Here is just one example of why most newspaper reporters, including Paul Davidson of USA Today, should be ashamed to call themselves journalists. They never seem to have anything other than a fuzzy grasp on whatever it is they are reporting about. This statement leads consumers to think that HDTV has "clearer sound" than does non-HD sets, and nothing could be further from the truth. Other than the fact that there may be some sonic advantages to AC-3 and DD (which are also available completely apart from HDTV) but only if the program and station supports it and you have a decent audio system to reproduce it, the concept of "clearer sound" connected to HDTV is all but meaningless. As it works out, sound is pretty much a completely separate issue, and if you are buying HDTV for the "clearer sound", you will be even more disappointed than the folks he is referring to in his article. Not being clear about such things makes him part of the problem rather than part of the solution. There are about a dozen or so such fuzzy statements in this article alone.


----------



## TyroneShoes (Sep 6, 2004)

patonenow said:


> Until they broadcast and make tv's in 1080P to me it ain't nothing but almost fraud to call anything to date true HD...

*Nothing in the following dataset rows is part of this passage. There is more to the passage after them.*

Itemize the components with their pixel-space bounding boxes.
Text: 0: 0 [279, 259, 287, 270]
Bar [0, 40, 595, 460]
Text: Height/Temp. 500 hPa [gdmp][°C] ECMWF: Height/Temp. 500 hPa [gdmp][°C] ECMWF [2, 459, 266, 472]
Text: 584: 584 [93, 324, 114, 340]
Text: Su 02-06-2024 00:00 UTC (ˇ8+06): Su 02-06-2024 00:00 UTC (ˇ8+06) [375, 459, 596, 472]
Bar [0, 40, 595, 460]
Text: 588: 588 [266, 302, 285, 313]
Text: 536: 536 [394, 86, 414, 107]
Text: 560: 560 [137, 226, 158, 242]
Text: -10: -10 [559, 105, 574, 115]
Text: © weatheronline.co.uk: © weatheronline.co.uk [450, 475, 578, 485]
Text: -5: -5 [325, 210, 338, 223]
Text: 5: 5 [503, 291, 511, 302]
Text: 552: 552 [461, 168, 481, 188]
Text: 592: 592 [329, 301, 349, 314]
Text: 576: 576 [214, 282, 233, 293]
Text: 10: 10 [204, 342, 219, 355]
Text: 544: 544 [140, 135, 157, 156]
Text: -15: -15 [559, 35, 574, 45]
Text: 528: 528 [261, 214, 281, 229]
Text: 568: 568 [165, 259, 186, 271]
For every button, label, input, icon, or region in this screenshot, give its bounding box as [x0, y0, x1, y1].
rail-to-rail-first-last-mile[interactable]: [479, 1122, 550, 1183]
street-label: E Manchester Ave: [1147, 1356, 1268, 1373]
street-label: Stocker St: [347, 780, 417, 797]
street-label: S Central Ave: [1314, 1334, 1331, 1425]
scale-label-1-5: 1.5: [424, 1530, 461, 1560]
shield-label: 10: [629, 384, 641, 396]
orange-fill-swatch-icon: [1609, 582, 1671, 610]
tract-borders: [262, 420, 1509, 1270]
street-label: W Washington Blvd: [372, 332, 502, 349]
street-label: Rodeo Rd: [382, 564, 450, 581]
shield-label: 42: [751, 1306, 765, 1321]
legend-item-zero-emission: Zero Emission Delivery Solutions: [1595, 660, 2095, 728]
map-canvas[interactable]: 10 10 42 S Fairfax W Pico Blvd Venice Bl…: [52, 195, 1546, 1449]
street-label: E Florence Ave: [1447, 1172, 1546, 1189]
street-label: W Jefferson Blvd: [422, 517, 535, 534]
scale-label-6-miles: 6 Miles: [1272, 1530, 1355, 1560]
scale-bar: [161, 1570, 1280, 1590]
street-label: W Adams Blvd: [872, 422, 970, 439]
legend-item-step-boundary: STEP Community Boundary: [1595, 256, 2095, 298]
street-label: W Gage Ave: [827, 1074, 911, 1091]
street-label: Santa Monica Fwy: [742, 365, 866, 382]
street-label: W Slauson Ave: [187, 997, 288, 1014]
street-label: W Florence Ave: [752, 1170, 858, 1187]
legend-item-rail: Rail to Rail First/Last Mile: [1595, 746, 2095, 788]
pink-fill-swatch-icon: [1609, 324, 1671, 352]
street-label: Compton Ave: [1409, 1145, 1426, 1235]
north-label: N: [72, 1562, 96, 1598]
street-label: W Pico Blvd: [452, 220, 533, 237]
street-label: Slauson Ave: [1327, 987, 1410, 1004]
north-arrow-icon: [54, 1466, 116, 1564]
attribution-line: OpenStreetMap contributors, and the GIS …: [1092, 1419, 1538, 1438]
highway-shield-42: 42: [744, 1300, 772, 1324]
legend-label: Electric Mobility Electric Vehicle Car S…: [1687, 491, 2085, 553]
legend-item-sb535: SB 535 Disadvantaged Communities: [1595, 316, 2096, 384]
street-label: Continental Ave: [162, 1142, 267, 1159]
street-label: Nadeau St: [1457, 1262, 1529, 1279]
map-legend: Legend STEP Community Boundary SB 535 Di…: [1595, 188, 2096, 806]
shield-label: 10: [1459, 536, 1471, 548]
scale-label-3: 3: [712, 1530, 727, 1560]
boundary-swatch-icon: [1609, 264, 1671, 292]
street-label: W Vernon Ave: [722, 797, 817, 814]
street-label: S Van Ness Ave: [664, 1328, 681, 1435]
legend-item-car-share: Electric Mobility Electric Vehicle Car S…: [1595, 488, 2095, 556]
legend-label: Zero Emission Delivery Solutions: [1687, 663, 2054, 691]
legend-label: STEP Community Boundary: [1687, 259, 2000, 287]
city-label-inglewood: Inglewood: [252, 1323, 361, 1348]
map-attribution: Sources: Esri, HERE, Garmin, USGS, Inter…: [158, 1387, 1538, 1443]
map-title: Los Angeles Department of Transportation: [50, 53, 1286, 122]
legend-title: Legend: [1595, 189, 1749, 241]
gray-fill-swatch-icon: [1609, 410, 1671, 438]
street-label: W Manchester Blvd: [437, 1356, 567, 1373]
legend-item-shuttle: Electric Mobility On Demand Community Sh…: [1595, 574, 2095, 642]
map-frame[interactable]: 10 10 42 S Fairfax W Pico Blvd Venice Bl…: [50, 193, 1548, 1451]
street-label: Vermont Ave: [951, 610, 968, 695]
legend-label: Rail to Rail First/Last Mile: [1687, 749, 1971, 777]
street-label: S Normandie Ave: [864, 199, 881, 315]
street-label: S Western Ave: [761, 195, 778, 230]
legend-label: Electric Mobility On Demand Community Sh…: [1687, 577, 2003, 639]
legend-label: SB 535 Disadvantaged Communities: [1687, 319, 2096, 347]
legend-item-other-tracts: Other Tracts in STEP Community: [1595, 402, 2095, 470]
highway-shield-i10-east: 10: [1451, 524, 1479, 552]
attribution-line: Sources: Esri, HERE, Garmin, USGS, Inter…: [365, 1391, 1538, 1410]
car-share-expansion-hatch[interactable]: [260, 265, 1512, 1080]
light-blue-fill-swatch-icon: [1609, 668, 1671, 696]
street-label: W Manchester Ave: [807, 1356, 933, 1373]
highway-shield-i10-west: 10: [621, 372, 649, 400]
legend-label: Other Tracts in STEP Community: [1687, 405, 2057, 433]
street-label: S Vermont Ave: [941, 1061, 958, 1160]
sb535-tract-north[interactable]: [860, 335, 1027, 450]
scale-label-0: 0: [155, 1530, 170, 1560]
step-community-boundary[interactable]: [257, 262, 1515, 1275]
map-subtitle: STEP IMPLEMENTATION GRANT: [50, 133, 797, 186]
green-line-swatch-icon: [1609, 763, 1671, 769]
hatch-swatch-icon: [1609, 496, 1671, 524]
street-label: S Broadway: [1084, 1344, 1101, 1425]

You can certainly latch on to that opinion, but the commonly accepted definition of HD is conforming to either the 720p or 1080i standard. That would mean that the 1280x1080 transmissions from DTV do not meet the strict requirements, even though the resolution is the same in the H dimension as 720p and the same in the V dimension as 1080i.


----------



## jamesbobo (Jun 18, 2000)

You are not watching true HD until you get the new 2160p sets 10 years from now.


----------



## TyroneShoes (Sep 6, 2004)

Then I guess he'll just have to stick with that old Philco set until then.

I realize you're joking, but there actually is a HD movie system out there with 4096 scanning lines.


----------



## bpratt (Nov 20, 2004)

> I realize you're joking, but there actually is a HD movie system out there with 4096 scanning lines.


Not that I could afford.


----------



## flmgrip (Nov 26, 2003)

jamesbobo said:


> You are not watching true HD until you get the new 2160p sets 10 years from now.


exactly, but right now 720p is true HD. at least to me.

it will keep on changing as technology changes...



> Until they broadcast and make tv's in 1080P to me it ain't nothing but almost fraud to call anything to date true HD.


dude get over it. relax and watch HD discovery...


----------



## pkscout (Jan 11, 2003)

TrueHD is a new marketing term the display manufacturer's have come up with to convince people to buy 1080p sets (even though there is no 1080p content). I guess they got at least one person to fall for it...


----------



## patonenow (Jul 22, 2005)

And I wonder WHO coined the term HD LITE?  
Seriously. I put that article for your perusal and I have nothing against HD. But it doesn.t blow me away and someday I will probably get one. But it may interest you to know I have tested right off the satellites with my big dishes and 4D HD TV receiver and with no compression from the little dish programmers there is a WORLD of difference. And that's with my 4 year old toshiba 32".
What I do have a problem with is many selling HD and not telling you all the facts. Then later as you know they will say NOW we got the real deal. And come out and buy it. Enjoy what you have and it will only get better in the future.


----------



## flmgrip (Nov 26, 2003)

patonenow said:


> And I wonder WHO coined the term HD LITE?
> Seriously. I put that article for your perusal and I have nothing against HD. But it doesn.t blow me away and someday I will probably get one. But it may interest you to know I have tested right off the satellites with my big dishes and 4D HD TV receiver and with no compression from the little dish programmers there is a WORLD of difference. And that's with my 4 year old toshiba 32".
> What I do have a problem with is many selling HD and not telling you all the facts. Then later as you know they will say NOW we got the real deal. And come out and buy it. Enjoy what you have and it will only get better in the future.


that's all getting subjective and often user related problems are there too. but hey that's life... and for selling... that's in all parts of life not just HD. if you buy something sole based on the sales person you will get burned regardless of what you buy. tv, car, home and beer. a good buyer will do it's own research and get a better picture about things. that's just common sense to me.

and for your big dish and my little dish. i doubt i would be blown away by the difference between the two of them. but i highly enjoy the improvement from SD to HD content.


----------